Benn étant considéré – à juste titre, diront certains – comme un emmerdeur, il s'est dit que désormais, il n'emmerderait plus personne, sauf lui. Il a décidé de tout faire lui-même : l'écriture, le dessin, les couleurs...

« Et pour moi, chaque page est importante. Chaque case... Je ne veux rien sacrifïer. Mais je comprends l'éditeur ; le temps, c'est de l'argent. Et pour lui, cela fait des sommes considérables qui dorment dans ses tiroirs... C'est un problème que je n'avais pas connu chez Dupuis : là, je pouvais mettre deux ans ou même plus, ça restait dans les tiroirs sans problème ! »

Les ventes du premier volume d'« Elmer » n'ont pas été très encourageantes (malgré un bon succès en Belgique).

« Je pense que c'est quelque chose pour lequel ils doivent se montrer un peu patients; j'ai choisi un sujet difficile, qui sort de l'ordinaire. Par rapport aux bouquins de violence, d'aventures ou d'épopées que l'on sort à tire-larigot, moi je suis venu avec autre chose, et je crois que ça a besoin d'un tout petit peu de temps pour s'imposer. »

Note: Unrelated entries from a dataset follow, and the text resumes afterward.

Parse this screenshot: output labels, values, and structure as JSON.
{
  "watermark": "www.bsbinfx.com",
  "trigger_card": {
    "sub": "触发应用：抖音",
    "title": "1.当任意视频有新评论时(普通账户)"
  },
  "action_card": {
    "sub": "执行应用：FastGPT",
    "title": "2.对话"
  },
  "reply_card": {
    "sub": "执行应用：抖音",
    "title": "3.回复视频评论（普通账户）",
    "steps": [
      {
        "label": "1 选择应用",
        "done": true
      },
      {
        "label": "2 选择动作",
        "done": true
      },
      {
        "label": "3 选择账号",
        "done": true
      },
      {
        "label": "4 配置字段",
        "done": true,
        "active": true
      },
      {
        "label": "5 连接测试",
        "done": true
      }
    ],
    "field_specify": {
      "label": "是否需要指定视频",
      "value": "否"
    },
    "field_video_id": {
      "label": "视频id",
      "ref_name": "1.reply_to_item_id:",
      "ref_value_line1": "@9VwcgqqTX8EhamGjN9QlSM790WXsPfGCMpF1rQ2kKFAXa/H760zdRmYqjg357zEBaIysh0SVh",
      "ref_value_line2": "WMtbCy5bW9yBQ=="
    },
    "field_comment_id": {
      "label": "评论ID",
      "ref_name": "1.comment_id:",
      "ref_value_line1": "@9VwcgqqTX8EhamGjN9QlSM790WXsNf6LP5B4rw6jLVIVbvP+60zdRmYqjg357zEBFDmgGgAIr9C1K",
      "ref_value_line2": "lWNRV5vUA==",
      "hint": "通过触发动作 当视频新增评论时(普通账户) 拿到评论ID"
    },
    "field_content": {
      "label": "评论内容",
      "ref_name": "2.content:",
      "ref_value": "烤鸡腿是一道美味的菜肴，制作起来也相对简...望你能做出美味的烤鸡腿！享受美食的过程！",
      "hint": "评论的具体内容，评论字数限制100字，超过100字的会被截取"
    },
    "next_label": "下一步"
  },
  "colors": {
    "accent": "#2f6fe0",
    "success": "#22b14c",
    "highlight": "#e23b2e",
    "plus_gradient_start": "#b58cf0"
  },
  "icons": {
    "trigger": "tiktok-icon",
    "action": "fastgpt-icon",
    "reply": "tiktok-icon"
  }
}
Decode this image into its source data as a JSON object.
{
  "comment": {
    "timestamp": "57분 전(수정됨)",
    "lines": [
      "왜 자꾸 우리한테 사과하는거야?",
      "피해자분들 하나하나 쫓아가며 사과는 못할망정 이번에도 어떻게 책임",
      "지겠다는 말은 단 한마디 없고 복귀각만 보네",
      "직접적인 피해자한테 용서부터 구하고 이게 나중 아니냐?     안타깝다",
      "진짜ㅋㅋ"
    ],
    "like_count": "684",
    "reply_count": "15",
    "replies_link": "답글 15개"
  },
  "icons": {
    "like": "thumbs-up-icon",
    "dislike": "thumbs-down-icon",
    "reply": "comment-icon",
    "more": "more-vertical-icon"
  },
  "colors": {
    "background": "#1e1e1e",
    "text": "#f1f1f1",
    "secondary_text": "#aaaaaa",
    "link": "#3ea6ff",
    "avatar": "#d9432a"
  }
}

Une exigence diffïcile à obtenir dans le marché actuel, d'autant qu'il ne s'agit pas d'une série qui peut être lancée à la longue, mais d'une simple histoire en deux volumes.

« C'est comme un roman: à un moment donné, on arrive à la dernière page. Et il n'est pas question qu'après on retrouve Nigel ou Pérou sous les traits d'Indiana Jones, puis dans l'Antarctique avec le Commandant Cousteau ! »

Voilà qui est parlé, Benn. Ne t'en fais pas. Et on attend ce second volume avec beaucoup d'impatience.